The biggest challenge with any lesson that you’re trying to convey to your kids is finding a way to make it stick. Sure, you can tell them why something is important and even give them a perfect example that they are bound to understand, but this is not guaranteed. Instead, you need to be extra creative.
This is especially important when it comes to the matter of money and finances. Namely, their relationship with money needs to be established as early as possible. Knowing how to manage their money will predetermine them for success or doom them to fail in every financial endeavor.
Still, important as it may be, how does one actually pull it off? Here are some ideas to help you get going.
Use Media to Your Advantage
One of the ways to ensure that your kids have understood the information is to try and deliver it through the media. There are a lot of great cartoons that can subtly teach them about financial responsibility. For instance:
- Phineas and Ferb: The Lemonade Stand
- Arthur: Arthur’s Pet Business
- Max & Ruby: Bunny Money
The list goes on.
Fables like The Ant and The Grasshopper are another great way to send a powerful message. You see, the ant is not starving because he saved during the harvest season (while his income was high/existent).
Sometimes, even though the message is clear and masterfully inserted into the media format, your kids might have some trouble interpreting/understanding it. After all, while they might memorize everything that happens here, their reading comprehension might not still be as high. This is why you need to talk to them afterward and check if they understand what it’s all about.
Lastly, you should look for a theatre for children and see if there are any plays that fit your agenda. This old-school entertainment format might just be memorable enough for them to embrace this message even quicker.
Give Them an Allowance
You can start by giving them a bit of their own money – an allowance. This way, they have their own finances to manage. Now, it is important that you are both strict and fair. They either need to receive the same amount on a regular basis (in order to understand how regular income works) or (even better) they need to be paid based on their behavior and chores they performed.
If they want something, make sure to tell them that they should get it from their allowance. If one allowance isn’t enough, explain how they can set aside their allowance (or a percentage of their allowance) every time they receive it.
The key thing here is not to cave in and buy them the thing they want if they can’t afford it for too long. They need to save for it. It’s OK that you buy them something else. After all, there’s nothing more natural than spending money on your kid. However, this is the one example that they’re supposed to use as a valuable lesson.
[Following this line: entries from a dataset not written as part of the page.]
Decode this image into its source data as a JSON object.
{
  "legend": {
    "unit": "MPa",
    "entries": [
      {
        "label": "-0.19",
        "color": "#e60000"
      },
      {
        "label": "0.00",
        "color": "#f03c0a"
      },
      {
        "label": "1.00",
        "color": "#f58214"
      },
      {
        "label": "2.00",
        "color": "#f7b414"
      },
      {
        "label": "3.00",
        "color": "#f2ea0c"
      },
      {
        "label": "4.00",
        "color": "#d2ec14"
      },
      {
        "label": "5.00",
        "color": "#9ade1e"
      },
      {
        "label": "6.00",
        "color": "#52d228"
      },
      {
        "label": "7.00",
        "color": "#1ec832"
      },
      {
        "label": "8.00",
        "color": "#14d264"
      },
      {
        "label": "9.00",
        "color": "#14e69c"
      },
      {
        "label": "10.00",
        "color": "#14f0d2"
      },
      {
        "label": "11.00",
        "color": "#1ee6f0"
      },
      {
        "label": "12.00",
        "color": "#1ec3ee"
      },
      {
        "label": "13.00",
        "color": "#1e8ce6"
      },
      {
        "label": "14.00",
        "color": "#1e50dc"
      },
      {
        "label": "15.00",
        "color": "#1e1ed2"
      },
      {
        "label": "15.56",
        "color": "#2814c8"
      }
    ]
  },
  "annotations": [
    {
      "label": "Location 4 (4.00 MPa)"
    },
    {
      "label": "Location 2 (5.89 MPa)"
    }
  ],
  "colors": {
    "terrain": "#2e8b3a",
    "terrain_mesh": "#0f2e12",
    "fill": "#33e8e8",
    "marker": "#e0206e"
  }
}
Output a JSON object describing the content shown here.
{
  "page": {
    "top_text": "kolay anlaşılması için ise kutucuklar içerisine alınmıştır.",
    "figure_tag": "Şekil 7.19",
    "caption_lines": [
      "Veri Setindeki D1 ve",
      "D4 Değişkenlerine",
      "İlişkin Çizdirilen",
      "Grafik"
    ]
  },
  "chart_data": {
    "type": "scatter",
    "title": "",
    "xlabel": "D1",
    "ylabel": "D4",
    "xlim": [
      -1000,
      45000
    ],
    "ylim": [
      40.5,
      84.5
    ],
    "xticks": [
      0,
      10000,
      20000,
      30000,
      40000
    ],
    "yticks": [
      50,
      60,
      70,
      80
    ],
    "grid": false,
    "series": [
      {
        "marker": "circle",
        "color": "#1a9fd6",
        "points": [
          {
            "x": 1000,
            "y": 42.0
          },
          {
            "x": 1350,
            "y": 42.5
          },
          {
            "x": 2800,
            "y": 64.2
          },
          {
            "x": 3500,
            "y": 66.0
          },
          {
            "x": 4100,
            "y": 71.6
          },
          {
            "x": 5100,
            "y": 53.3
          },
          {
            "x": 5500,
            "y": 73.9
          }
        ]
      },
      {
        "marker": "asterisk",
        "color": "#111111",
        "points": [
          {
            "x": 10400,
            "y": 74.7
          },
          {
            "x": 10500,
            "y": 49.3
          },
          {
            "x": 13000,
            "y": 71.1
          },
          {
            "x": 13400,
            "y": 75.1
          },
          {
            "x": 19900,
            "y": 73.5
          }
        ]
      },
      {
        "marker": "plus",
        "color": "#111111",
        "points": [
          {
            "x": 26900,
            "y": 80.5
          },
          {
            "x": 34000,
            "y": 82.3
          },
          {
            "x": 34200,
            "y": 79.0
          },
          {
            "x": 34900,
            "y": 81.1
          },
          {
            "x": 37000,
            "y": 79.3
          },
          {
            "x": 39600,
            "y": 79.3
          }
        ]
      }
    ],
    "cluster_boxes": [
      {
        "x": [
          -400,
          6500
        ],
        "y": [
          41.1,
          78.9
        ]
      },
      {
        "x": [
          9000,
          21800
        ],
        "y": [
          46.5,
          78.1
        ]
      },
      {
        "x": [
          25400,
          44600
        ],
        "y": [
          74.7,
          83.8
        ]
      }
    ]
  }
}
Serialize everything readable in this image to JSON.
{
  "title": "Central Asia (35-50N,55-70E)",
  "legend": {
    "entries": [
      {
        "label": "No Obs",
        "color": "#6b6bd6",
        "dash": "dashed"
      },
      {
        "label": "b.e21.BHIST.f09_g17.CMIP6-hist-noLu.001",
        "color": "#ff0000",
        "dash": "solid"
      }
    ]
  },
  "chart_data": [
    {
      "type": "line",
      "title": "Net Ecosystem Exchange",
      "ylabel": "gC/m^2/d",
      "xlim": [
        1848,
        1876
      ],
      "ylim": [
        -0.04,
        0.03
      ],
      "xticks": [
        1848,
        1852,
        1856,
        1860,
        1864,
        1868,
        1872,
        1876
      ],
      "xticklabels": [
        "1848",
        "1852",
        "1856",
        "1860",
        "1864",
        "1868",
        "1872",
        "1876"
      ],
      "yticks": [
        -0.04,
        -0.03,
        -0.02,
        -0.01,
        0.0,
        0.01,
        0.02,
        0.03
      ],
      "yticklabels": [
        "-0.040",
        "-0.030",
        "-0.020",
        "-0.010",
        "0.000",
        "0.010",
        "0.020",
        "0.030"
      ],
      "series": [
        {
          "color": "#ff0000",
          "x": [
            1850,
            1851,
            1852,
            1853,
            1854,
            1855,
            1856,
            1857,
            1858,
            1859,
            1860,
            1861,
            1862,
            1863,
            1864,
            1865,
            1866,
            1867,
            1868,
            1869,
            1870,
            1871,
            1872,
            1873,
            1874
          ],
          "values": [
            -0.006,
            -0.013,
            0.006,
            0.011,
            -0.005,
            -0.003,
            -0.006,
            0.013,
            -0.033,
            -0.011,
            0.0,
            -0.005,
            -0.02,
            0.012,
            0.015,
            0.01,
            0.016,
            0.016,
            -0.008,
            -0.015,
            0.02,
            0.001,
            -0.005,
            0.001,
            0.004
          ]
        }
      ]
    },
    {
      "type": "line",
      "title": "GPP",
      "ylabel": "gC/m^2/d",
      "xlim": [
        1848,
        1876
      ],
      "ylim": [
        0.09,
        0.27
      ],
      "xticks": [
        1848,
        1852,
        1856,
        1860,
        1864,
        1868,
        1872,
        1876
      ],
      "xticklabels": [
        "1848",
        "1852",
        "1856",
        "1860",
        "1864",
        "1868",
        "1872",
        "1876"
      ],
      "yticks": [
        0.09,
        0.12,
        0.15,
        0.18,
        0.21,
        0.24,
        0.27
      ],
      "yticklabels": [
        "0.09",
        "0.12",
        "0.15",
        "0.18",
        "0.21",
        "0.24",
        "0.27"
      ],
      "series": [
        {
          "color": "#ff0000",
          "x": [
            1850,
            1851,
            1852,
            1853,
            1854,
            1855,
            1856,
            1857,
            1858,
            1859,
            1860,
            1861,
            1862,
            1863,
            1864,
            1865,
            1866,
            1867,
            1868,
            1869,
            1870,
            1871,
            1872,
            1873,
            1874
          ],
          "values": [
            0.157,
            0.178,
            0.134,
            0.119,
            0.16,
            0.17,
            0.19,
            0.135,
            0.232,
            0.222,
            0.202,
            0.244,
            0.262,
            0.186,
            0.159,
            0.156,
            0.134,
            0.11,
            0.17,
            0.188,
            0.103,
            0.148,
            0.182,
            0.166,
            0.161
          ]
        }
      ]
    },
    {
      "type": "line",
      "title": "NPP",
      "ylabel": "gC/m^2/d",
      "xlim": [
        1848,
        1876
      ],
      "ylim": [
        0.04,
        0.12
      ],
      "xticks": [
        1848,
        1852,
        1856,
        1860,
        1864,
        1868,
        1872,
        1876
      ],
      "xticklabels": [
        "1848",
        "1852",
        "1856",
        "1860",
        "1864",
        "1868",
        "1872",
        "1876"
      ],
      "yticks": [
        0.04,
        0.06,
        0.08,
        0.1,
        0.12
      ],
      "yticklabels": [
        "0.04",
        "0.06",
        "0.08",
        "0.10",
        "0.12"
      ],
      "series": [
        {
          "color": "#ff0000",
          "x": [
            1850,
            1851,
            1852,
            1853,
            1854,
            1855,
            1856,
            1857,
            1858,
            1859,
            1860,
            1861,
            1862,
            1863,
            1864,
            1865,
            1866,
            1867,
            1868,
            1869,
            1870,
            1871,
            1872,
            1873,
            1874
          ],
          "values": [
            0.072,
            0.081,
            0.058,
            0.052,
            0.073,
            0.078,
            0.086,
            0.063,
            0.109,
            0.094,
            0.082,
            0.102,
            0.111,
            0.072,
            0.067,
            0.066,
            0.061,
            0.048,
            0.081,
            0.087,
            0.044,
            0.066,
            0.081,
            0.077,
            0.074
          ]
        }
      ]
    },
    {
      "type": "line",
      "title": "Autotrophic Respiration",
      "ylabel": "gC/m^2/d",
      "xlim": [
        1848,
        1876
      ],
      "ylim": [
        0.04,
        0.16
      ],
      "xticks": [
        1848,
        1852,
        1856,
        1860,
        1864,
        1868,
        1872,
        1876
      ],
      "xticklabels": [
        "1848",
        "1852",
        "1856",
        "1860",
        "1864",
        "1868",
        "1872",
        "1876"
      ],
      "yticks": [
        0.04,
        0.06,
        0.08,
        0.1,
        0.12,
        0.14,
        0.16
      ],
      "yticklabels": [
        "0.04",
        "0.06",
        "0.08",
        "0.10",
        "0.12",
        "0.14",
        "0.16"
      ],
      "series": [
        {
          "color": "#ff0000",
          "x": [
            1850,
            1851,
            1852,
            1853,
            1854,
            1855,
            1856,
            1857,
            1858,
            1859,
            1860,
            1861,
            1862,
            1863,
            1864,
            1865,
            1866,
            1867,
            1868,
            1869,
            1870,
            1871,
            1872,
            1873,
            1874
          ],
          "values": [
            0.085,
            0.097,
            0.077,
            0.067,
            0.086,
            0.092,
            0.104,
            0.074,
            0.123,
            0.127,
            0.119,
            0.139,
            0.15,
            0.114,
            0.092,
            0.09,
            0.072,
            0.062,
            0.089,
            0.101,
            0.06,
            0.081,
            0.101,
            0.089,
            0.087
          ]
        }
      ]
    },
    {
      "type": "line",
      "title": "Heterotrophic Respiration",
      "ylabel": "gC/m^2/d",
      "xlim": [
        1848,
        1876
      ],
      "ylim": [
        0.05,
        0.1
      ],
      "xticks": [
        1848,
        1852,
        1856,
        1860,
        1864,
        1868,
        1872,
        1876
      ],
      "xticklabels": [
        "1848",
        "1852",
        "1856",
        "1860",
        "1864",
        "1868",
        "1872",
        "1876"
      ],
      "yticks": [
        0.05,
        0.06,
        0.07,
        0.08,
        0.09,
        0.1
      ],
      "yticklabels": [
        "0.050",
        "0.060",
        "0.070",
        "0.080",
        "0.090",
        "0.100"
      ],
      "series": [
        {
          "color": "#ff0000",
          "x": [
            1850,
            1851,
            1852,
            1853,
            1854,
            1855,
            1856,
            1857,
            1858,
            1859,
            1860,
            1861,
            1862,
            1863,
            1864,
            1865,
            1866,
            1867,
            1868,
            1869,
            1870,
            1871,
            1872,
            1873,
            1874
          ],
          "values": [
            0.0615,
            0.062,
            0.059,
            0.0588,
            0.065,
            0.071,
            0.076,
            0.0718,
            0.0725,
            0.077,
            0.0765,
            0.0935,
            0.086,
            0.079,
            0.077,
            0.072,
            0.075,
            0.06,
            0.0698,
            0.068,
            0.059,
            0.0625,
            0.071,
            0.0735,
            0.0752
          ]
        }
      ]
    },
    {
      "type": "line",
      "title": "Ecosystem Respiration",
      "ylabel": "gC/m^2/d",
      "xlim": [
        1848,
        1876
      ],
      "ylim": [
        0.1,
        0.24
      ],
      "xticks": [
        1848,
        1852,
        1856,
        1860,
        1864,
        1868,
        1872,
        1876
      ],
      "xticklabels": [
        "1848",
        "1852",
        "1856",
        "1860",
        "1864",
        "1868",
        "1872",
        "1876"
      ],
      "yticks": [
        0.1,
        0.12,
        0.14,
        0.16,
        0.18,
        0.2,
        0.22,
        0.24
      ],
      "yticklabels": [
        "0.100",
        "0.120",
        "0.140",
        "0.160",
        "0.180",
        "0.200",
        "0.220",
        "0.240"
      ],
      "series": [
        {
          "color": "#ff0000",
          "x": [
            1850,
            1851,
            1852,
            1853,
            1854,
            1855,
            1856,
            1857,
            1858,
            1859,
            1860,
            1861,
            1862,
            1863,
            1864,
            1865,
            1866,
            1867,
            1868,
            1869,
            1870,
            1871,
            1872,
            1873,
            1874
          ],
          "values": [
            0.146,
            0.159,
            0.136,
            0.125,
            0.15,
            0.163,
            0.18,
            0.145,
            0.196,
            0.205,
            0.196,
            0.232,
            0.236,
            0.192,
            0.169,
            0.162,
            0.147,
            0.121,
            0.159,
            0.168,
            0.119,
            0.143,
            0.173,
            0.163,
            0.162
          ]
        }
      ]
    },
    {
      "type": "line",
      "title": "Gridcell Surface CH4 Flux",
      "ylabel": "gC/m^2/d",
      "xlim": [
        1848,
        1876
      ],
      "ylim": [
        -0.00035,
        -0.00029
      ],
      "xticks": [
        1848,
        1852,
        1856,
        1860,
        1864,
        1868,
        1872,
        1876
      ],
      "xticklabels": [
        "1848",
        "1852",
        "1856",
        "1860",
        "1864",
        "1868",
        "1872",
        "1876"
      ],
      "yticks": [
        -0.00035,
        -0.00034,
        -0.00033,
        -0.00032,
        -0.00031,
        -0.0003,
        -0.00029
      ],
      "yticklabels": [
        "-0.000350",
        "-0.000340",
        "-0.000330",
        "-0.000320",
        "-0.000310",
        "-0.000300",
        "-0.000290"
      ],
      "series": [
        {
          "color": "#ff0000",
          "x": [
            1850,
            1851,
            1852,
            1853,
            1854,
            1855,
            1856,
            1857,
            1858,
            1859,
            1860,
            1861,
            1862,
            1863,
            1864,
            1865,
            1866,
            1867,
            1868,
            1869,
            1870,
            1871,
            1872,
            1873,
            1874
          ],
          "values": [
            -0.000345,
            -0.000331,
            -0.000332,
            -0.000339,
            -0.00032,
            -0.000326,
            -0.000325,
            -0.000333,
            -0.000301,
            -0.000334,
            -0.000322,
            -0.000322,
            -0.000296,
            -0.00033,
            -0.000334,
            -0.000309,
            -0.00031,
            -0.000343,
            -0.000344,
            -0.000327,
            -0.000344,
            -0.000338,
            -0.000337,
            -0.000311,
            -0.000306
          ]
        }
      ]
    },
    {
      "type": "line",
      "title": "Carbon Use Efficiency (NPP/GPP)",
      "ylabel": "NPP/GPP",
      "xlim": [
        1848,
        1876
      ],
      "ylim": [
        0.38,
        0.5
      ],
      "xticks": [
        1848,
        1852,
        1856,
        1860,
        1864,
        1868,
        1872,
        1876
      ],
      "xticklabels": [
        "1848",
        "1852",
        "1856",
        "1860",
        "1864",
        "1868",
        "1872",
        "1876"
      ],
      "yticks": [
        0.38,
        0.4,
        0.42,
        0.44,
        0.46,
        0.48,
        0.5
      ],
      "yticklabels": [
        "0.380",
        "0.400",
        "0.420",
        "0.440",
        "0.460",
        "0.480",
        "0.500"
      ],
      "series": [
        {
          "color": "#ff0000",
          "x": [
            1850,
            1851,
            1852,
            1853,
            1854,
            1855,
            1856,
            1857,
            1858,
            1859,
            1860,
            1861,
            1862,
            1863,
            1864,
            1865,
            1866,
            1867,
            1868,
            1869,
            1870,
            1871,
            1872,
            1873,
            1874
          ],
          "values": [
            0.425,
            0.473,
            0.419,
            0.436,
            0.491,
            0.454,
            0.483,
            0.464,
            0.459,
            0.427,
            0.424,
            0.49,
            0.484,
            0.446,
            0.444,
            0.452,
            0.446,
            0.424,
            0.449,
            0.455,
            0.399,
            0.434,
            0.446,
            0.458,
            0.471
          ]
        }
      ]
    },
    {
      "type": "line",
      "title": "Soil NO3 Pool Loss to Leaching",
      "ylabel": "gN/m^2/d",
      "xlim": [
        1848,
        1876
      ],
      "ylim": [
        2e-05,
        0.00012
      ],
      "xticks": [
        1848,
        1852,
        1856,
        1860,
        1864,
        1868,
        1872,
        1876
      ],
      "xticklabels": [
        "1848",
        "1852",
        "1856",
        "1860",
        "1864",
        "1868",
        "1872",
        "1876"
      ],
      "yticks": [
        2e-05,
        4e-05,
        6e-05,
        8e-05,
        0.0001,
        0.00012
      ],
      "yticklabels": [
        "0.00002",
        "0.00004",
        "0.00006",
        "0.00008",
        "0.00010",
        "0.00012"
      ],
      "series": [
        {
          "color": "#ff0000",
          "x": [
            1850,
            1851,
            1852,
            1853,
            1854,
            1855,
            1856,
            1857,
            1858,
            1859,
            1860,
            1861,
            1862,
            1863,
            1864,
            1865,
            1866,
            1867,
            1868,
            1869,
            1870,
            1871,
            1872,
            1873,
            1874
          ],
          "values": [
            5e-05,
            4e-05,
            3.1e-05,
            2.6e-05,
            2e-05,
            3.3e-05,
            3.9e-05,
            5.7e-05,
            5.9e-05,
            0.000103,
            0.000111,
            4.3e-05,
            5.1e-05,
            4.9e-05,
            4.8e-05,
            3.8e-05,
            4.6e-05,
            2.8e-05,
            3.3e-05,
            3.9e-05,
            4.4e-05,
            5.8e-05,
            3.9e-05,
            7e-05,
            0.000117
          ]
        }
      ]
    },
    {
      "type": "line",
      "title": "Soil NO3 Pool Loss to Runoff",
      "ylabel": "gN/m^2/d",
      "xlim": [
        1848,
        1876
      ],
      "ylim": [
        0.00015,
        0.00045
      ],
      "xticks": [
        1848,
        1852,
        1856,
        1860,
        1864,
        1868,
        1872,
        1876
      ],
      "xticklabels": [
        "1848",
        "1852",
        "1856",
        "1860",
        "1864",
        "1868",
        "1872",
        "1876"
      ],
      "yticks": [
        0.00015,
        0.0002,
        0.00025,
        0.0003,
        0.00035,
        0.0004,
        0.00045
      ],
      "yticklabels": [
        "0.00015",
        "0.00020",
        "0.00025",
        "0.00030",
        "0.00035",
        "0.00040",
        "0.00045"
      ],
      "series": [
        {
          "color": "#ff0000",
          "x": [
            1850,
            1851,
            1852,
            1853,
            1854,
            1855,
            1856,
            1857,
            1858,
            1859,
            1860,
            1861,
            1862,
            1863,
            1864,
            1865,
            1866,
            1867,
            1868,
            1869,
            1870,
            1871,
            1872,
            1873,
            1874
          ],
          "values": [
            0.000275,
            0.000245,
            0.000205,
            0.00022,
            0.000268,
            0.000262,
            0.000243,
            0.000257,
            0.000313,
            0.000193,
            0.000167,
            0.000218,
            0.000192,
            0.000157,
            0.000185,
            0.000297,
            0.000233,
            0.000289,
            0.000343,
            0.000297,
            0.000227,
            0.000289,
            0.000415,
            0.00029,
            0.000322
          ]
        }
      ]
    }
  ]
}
In the long run, the lesson they learn will be much more useful than anything that they want you to buy (at that age). This is true even if they want something that will allow them to pursue a creative interest or passion (like buying them a camera).
Gamify the Experience
One of the ways to make all of this more interesting would be to gamify the overall money-saving experience.
For instance, you should get them an interesting piggy bank so that they have a place where they can deposit the money. Keep in mind that the younger they are, the more fun they’ll have from the very act of putting their money in the piggy bank. In fact, even adults can benefit from saving plans (like a 52-weeks saving plan).
Video games can also play a huge role in teaching them financial responsibility. After all, strategy and RPG video games have their own currencies and their own economy. Some MMO (massively multiplayer online) even have their own financial systems and currencies that evolve and, in many ways, act like the real economy.
If you have more than one child, you can even turn this into a competition. The key thing is that they have so much fun that they fail to realize that they’re learning in the process. This task is not easy to achieve, but it’s possible with the right organization and motivation.
Be Honest About Money
Many parents believe that by sheltering their children from the hard reality of financial life, they’re doing them a favor. This is not necessarily the case.
- You see, telling your kids that they can’t get something because it’s not a priority is a good thing.
- Telling them that they need to wait until your next paycheck before you buy them something is also a good lesson (even if things are not necessarily so dire financially).
- Telling them that they’ll get something once their behavior improves or once they earn it is one of the best stances that you can assume in this situation.
The thing is that you’re telling them the truth. Sure, they shouldn’t worry about the money while they’re too young, but one’s budget and financial health are generally a serious matter. At the very least, they need to be aware of the fact that it’s something worth worrying about.
Solving all of their issues as soon as they pop up, never making them work for anything, and intervening whenever they start crying is bad. It will teach them a model that will be completely unsustainable once they reach a certain age.
In the end, you need to understand a couple of things. First, they’re never too young to start learning about the value of money. Two, this is your responsibility, and while there is a chance that someone else will step up, you should never pass on something so important to someone else. Lastly, you’re doing your child a huge favor, one that they will be thankful for, for the rest of their lives. Therefore, there are no higher priorities.